NRT-DESE: Environment and Society: Data Science for the 21st century (DS421)
University Of California-Berkeley, Berkeley CA
Investigators
Abstract
Global environmental change poses critical environmental and societal needs. This National Science Foundation Research Traineeship (NRT) award prepares master's and doctoral students at the University of California - Berkeley with tools to advance frontiers at the intersection of social, natural, and data science. Trainees will develop skills in data visualization, informatics, software development, and science communication. Through an innovative team-based problem-solving course, trainees will collaborate with an external partner organization to tackle a challenge in global environmental change that includes a significant problem in data analysis and interpretation of impacts and solutions. A new generation of researchers and professionals interested in issues of environmental change will be trained in the emerging practices of open science, which will create fully reproducible and collaborative analyses that document the evidence for scientific conclusions and their implications for policy.
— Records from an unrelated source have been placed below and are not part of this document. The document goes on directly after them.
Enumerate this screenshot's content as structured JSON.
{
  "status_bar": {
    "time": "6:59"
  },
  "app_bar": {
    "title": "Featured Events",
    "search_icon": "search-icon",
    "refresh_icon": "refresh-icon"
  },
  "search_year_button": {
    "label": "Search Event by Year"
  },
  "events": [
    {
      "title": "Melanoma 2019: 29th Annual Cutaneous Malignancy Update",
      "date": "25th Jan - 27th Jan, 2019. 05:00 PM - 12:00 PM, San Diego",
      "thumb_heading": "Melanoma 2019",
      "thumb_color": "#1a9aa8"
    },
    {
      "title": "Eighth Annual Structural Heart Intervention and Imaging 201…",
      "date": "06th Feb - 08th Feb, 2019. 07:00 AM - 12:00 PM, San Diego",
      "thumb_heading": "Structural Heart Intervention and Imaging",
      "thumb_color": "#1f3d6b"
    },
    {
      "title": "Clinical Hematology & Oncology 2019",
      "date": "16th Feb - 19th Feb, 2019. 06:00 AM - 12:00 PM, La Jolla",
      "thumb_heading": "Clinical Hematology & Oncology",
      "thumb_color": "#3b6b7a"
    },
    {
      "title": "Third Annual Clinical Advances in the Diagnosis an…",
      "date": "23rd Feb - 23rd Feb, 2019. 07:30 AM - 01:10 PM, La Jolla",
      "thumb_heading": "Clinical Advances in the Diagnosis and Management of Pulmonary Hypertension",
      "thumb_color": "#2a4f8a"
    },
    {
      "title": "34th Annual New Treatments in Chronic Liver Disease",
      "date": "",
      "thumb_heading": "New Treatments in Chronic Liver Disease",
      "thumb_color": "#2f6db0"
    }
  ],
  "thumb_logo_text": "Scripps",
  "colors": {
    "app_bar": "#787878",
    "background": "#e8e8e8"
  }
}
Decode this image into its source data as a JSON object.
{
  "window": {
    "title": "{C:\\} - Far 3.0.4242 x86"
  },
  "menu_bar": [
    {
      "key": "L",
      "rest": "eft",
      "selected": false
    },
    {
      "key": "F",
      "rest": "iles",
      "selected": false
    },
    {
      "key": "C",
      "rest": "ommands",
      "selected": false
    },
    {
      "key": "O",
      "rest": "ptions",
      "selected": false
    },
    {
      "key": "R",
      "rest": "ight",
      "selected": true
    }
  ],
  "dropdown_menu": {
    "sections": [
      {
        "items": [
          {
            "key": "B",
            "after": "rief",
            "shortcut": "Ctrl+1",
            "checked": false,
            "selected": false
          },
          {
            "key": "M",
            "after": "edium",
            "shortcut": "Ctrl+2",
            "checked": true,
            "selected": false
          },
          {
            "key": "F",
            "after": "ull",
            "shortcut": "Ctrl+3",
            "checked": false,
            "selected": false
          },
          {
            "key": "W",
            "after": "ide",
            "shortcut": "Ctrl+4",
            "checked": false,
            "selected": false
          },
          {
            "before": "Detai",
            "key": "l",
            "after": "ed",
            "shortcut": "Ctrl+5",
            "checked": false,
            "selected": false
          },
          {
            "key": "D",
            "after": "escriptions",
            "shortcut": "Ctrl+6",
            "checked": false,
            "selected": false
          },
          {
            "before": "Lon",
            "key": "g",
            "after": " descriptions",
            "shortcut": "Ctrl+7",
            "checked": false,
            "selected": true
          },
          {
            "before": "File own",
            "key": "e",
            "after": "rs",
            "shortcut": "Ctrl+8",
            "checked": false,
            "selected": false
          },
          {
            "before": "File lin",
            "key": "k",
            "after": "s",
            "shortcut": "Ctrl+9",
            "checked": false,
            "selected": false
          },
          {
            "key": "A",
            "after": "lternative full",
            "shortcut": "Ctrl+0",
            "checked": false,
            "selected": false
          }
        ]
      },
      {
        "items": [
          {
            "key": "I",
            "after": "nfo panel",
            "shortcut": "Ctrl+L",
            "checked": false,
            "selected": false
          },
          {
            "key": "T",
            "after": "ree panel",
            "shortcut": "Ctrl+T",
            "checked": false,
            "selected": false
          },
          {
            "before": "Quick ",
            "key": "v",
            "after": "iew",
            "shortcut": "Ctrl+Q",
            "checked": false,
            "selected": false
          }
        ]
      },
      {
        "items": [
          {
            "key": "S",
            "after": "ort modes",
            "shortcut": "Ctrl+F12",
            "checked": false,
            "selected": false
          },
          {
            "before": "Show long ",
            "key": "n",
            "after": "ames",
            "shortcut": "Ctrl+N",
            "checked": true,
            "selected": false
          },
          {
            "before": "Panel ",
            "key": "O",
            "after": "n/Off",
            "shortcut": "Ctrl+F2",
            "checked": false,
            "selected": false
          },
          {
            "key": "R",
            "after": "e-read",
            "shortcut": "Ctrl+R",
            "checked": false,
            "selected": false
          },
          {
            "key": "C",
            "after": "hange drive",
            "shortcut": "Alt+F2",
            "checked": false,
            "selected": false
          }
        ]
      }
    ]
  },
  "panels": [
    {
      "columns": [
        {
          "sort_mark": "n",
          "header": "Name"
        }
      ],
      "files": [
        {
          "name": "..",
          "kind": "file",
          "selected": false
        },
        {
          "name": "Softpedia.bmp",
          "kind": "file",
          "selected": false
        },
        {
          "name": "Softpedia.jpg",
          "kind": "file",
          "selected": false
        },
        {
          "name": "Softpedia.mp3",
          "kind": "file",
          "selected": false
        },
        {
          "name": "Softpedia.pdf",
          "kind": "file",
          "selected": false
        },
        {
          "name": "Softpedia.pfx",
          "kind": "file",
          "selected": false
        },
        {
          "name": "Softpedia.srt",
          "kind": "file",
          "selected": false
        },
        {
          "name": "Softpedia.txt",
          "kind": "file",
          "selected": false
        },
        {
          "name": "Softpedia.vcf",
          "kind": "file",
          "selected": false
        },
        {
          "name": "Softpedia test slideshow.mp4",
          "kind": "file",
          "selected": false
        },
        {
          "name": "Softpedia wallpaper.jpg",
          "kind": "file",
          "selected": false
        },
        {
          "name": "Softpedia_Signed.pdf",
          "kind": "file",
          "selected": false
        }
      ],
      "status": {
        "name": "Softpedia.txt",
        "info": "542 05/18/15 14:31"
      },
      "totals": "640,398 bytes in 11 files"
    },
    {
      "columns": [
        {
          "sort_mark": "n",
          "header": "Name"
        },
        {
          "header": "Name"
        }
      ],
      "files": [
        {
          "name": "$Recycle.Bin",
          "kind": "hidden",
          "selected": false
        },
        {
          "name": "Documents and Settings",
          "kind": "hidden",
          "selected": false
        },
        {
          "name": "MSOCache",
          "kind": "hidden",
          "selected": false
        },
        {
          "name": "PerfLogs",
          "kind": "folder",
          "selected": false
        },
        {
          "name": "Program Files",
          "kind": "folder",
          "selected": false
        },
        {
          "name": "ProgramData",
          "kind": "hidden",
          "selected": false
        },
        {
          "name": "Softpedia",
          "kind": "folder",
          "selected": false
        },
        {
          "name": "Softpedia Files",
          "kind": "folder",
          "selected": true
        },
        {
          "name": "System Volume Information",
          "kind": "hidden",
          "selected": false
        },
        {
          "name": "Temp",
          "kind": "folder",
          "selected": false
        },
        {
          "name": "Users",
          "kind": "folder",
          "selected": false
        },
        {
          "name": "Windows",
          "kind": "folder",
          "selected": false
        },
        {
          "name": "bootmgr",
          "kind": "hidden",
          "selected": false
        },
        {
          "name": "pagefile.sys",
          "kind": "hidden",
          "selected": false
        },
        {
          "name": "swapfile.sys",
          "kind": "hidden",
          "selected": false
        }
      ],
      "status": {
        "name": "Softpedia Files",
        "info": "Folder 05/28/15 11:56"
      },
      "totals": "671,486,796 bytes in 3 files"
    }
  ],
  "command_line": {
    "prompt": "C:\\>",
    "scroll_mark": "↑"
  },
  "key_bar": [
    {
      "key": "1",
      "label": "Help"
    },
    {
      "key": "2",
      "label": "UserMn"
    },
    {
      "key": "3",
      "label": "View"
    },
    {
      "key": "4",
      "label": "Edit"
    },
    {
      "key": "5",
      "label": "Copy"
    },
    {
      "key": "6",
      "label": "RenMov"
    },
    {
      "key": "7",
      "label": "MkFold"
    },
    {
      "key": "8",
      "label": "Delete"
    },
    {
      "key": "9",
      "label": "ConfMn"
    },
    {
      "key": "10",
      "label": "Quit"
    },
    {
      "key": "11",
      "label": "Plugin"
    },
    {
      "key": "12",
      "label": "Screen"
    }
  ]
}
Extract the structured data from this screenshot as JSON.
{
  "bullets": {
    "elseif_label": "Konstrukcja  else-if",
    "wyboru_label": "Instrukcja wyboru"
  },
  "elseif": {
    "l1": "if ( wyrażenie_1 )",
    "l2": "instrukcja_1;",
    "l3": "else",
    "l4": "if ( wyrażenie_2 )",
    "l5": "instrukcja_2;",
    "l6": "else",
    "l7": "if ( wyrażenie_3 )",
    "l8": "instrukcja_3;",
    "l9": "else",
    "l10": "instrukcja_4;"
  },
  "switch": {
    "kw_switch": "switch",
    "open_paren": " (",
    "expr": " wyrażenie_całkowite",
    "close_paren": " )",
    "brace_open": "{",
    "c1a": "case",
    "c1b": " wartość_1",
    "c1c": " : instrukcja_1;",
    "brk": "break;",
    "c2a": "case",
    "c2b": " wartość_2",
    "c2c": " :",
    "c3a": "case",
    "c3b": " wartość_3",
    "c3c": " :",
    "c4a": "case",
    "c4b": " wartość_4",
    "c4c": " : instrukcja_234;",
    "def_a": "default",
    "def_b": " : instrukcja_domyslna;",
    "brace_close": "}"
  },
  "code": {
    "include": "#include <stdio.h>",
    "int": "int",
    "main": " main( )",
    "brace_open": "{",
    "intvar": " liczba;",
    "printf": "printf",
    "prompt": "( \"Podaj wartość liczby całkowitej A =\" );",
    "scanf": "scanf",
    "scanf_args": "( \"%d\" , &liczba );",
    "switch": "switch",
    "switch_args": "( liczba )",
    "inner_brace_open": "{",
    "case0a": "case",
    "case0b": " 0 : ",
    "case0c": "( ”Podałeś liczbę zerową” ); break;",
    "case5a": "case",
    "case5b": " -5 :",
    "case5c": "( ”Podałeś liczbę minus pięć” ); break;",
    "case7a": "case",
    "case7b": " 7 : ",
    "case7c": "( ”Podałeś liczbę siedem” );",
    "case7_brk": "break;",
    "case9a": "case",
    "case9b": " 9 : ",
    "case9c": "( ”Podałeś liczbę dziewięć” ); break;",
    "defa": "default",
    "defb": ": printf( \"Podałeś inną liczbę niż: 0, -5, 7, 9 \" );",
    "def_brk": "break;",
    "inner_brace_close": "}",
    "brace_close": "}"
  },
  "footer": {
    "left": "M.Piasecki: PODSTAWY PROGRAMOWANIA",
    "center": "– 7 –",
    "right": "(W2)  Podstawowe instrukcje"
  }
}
This training program will advance progress on grand challenges of national and global importance. The research theme of this program addresses grand challenges at the junction of open science and reproducible data analysis, responses of coupled human-natural systems to rapid environmental change, and development of evidence-based solutions. Trainees will research topics such as management of water resources, regional land use, and responses of agricultural systems to changes in economic and climate factors. Trainees will master the skills needed to evaluate how rapid environmental change impacts human and natural systems and to develop and evaluate solutions in public policy, resource management, and environmental design that will mitigate negative effects on human well-being. Trainees will learn to apply these skills examining the integrated dynamics of coupled human-natural systems from local to global scales.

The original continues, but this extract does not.